Adriana Carvajal, the director of local energy provider Emcali, on Tuesday threatened eight hospitals in the Colombia’s southern Valle del Cauca department with legal action, if the institutions do not settle their combined $2.2 billion electricity bill in the next two weeks.
The hospital that owes the most individually is the Mario Correa Rengifo Hospital, which according to El Tiempo has not paid its energy bills in six years and reportedly owes $1.25 billion in unpaid accounts.
Carvajal also said that “Many of our clients have trouble paying their bills, not only hospitals, but people make an effort to pay.”

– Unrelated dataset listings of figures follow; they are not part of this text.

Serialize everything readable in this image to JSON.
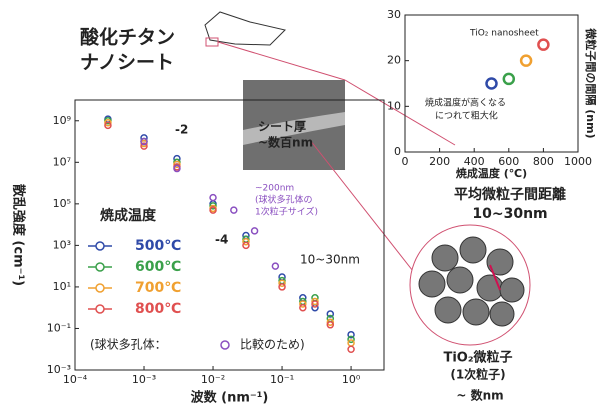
{
  "chart_data": [
    {
      "type": "scatter",
      "log": true,
      "xlabel": "波数 (nm⁻¹)",
      "ylabel": "散乱強度 (cm⁻¹)",
      "xlim": [
        0.0001,
        3
      ],
      "ylim": [
        0.001,
        10000000000
      ],
      "xticks": [
        {
          "value": 0.0001,
          "label": "10⁻⁴"
        },
        {
          "value": 0.001,
          "label": "10⁻³"
        },
        {
          "value": 0.01,
          "label": "10⁻²"
        },
        {
          "value": 0.1,
          "label": "10⁻¹"
        },
        {
          "value": 1,
          "label": "10⁰"
        }
      ],
      "yticks": [
        {
          "value": 0.001,
          "label": "10⁻³"
        },
        {
          "value": 0.1,
          "label": "10⁻¹"
        },
        {
          "value": 10,
          "label": "10¹"
        },
        {
          "value": 1000,
          "label": "10³"
        },
        {
          "value": 100000,
          "label": "10⁵"
        },
        {
          "value": 10000000,
          "label": "10⁷"
        },
        {
          "value": 1000000000,
          "label": "10⁹"
        }
      ],
      "legend_title": "焼成温度",
      "series": [
        {
          "name": "500℃",
          "color": "#2f4aa8",
          "x": [
            0.0003,
            0.001,
            0.003,
            0.01,
            0.03,
            0.1,
            0.2,
            0.3,
            0.5,
            1
          ],
          "values": [
            1200000000,
            150000000,
            15000000,
            100000,
            3000,
            30,
            3,
            1,
            0.5,
            0.05
          ]
        },
        {
          "name": "600℃",
          "color": "#3aa04a",
          "x": [
            0.0003,
            0.001,
            0.003,
            0.01,
            0.03,
            0.1,
            0.2,
            0.3,
            0.5,
            1
          ],
          "values": [
            1000000000,
            100000000,
            10000000,
            80000,
            2000,
            20,
            2,
            3,
            0.3,
            0.03
          ]
        },
        {
          "name": "700℃",
          "color": "#f0a030",
          "x": [
            0.0003,
            0.001,
            0.003,
            0.01,
            0.03,
            0.1,
            0.2,
            0.3,
            0.5,
            1
          ],
          "values": [
            800000000,
            80000000,
            8000000,
            60000,
            1500,
            15,
            1.5,
            2,
            0.2,
            0.02
          ]
        },
        {
          "name": "800℃",
          "color": "#e05050",
          "x": [
            0.0003,
            0.001,
            0.003,
            0.01,
            0.03,
            0.1,
            0.2,
            0.3,
            0.5,
            1
          ],
          "values": [
            600000000,
            60000000,
            6000000,
            50000,
            1000,
            10,
            1,
            1.5,
            0.15,
            0.01
          ]
        },
        {
          "name": "(球状多孔体：",
          "color": "#8a4fc0",
          "x": [
            0.001,
            0.003,
            0.01,
            0.02,
            0.04,
            0.08
          ],
          "values": [
            100000000,
            5000000,
            200000,
            50000,
            5000,
            100
          ]
        }
      ],
      "annotations": [
        "-2",
        "-4",
        "シート厚",
        "~数百nm",
        "~200nm",
        "(球状多孔体の",
        "1次粒子サイズ)",
        "10~30nm",
        "比較のため)"
      ]
    },
    {
      "type": "scatter",
      "log": false,
      "xlabel": "焼成温度 (℃)",
      "ylabel": "微粒子間の間隔 (nm)",
      "xlim": [
        0,
        1000
      ],
      "ylim": [
        0,
        30
      ],
      "xticks": [
        0,
        200,
        400,
        600,
        800,
        1000
      ],
      "yticks": [
        0,
        10,
        20,
        30
      ],
      "x": [
        500,
        600,
        700,
        800
      ],
      "values": [
        15,
        16,
        20,
        23.5
      ],
      "colors": [
        "#2f4aa8",
        "#3aa04a",
        "#f0a030",
        "#e05050"
      ],
      "annotations": [
        "TiO₂ nanosheet",
        "焼成温度が高くなる",
        "につれて粗大化"
      ]
    }
  ],
  "labels": {
    "material": [
      "酸化チタン",
      "ナノシート"
    ],
    "distance": [
      "平均微粒子間距離",
      "10~30nm"
    ],
    "particle": [
      "TiO₂微粒子",
      "(1次粒子)",
      "~ 数nm"
    ]
  }
}
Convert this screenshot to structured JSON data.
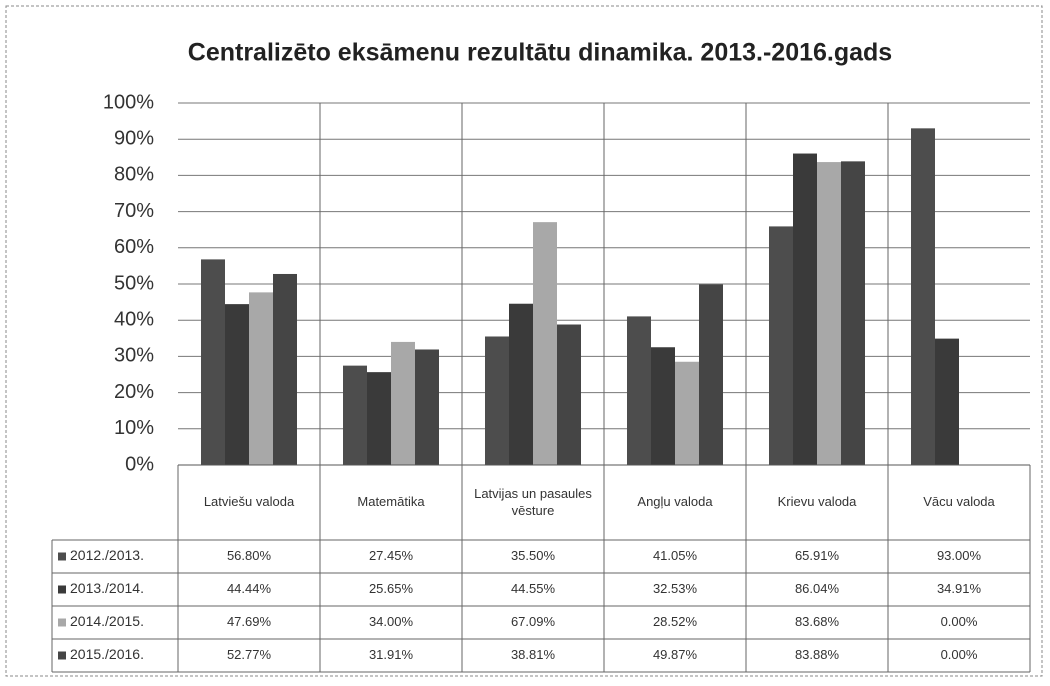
{
  "chart_data": {
    "type": "bar",
    "title": "Centralizēto eksāmenu rezultātu dinamika. 2013.-2016.gads",
    "categories": [
      "Latviešu valoda",
      "Matemātika",
      "Latvijas un pasaules vēsture",
      "Angļu valoda",
      "Krievu valoda",
      "Vācu valoda"
    ],
    "series": [
      {
        "name": "2012./2013.",
        "color": "#4d4d4d",
        "values": [
          56.8,
          27.45,
          35.5,
          41.05,
          65.91,
          93.0
        ],
        "value_labels": [
          "56.80%",
          "27.45%",
          "35.50%",
          "41.05%",
          "65.91%",
          "93.00%"
        ]
      },
      {
        "name": "2013./2014.",
        "color": "#3a3a3a",
        "values": [
          44.44,
          25.65,
          44.55,
          32.53,
          86.04,
          34.91
        ],
        "value_labels": [
          "44.44%",
          "25.65%",
          "44.55%",
          "32.53%",
          "86.04%",
          "34.91%"
        ]
      },
      {
        "name": "2014./2015.",
        "color": "#a8a8a8",
        "values": [
          47.69,
          34.0,
          67.09,
          28.52,
          83.68,
          0.0
        ],
        "value_labels": [
          "47.69%",
          "34.00%",
          "67.09%",
          "28.52%",
          "83.68%",
          "0.00%"
        ]
      },
      {
        "name": "2015./2016.",
        "color": "#454545",
        "values": [
          52.77,
          31.91,
          38.81,
          49.87,
          83.88,
          0.0
        ],
        "value_labels": [
          "52.77%",
          "31.91%",
          "38.81%",
          "49.87%",
          "83.88%",
          "0.00%"
        ]
      }
    ],
    "ylim": [
      0,
      100
    ],
    "yticks": [
      {
        "value": 0,
        "label": "0%"
      },
      {
        "value": 10,
        "label": "10%"
      },
      {
        "value": 20,
        "label": "20%"
      },
      {
        "value": 30,
        "label": "30%"
      },
      {
        "value": 40,
        "label": "40%"
      },
      {
        "value": 50,
        "label": "50%"
      },
      {
        "value": 60,
        "label": "60%"
      },
      {
        "value": 70,
        "label": "70%"
      },
      {
        "value": 80,
        "label": "80%"
      },
      {
        "value": 90,
        "label": "90%"
      },
      {
        "value": 100,
        "label": "100%"
      }
    ],
    "grid": true
  }
}
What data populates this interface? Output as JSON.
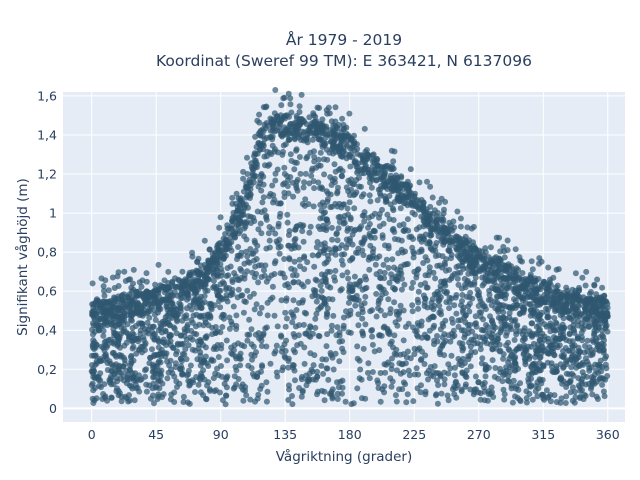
{
  "chart_data": {
    "type": "scatter",
    "title_line1": "År 1979 - 2019",
    "title_line2": "Koordinat (Sweref 99 TM): E 363421, N 6137096",
    "xlabel": "Vågriktning (grader)",
    "ylabel": "Signifikant våghöjd (m)",
    "xlim": [
      -20,
      372
    ],
    "ylim": [
      -0.07,
      1.62
    ],
    "x_ticks": [
      0,
      45,
      90,
      135,
      180,
      225,
      270,
      315,
      360
    ],
    "x_tick_labels": [
      "0",
      "45",
      "90",
      "135",
      "180",
      "225",
      "270",
      "315",
      "360"
    ],
    "y_ticks": [
      0,
      0.2,
      0.4,
      0.6,
      0.8,
      1.0,
      1.2,
      1.4,
      1.6
    ],
    "y_tick_labels": [
      "0",
      "0,2",
      "0,4",
      "0,6",
      "0,8",
      "1",
      "1,2",
      "1,4",
      "1,6"
    ],
    "grid": true,
    "background_color": "#e5ecf6",
    "marker_color": "#2f5770",
    "upper_envelope": {
      "direction": [
        0,
        10,
        20,
        30,
        45,
        60,
        75,
        90,
        100,
        105,
        110,
        115,
        120,
        125,
        130,
        135,
        140,
        150,
        160,
        170,
        180,
        190,
        200,
        210,
        225,
        240,
        255,
        270,
        285,
        300,
        315,
        330,
        345,
        360
      ],
      "max_height": [
        0.55,
        0.56,
        0.58,
        0.6,
        0.62,
        0.66,
        0.72,
        0.86,
        1.0,
        1.1,
        1.2,
        1.36,
        1.46,
        1.5,
        1.52,
        1.5,
        1.5,
        1.5,
        1.49,
        1.45,
        1.4,
        1.33,
        1.28,
        1.22,
        1.12,
        1.0,
        0.9,
        0.82,
        0.76,
        0.7,
        0.64,
        0.6,
        0.58,
        0.56
      ]
    },
    "min_height_approx": 0.02
  }
}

“Public entities have specific rights and commitments to pay public utility bills as soon as possible,” Carvajal continued.
Carvajal called the hospitals to approach them about making payment arrangements, and announced a period of two weeks for the hospitals to do so.
If the bills are not paid within the time limit, Carvajal plans to notify the Treasury and will lobby the government to exclude the debt-ridden hospitals from further co-financing assistance for projects unrelated to regular government financing of the hospitals.
The secretary of the Valle de Cauca Health Department, Hector Fabio Useche, said that this situation reflects the health care system crisis that motivated President Alvaro Uribe to declare a “social emergency” and attempt to make unpopular reforms by decree to solve the problem.
Useche defended the hospitals as well, saying that they were caught up in a system that is out of their control, and that Emcali needed to make payment agreements with the hospitals that were “real” and “possible,” and not so high the hospitals wouldn’t be able to pay them.
Another hospital in the department of Valle de Cauca, in the city of Buenaventura, recently reached an agreement for a similar situation of a hospital with unpaid energy bills.
The Buenaventura hospital owed a smaller amount, about US$400 million, and have begun paying the money they owe with interest on the debt. Uchese cited the agreement as an example for Emcali to follow when it collects its own money from indebted hospitals.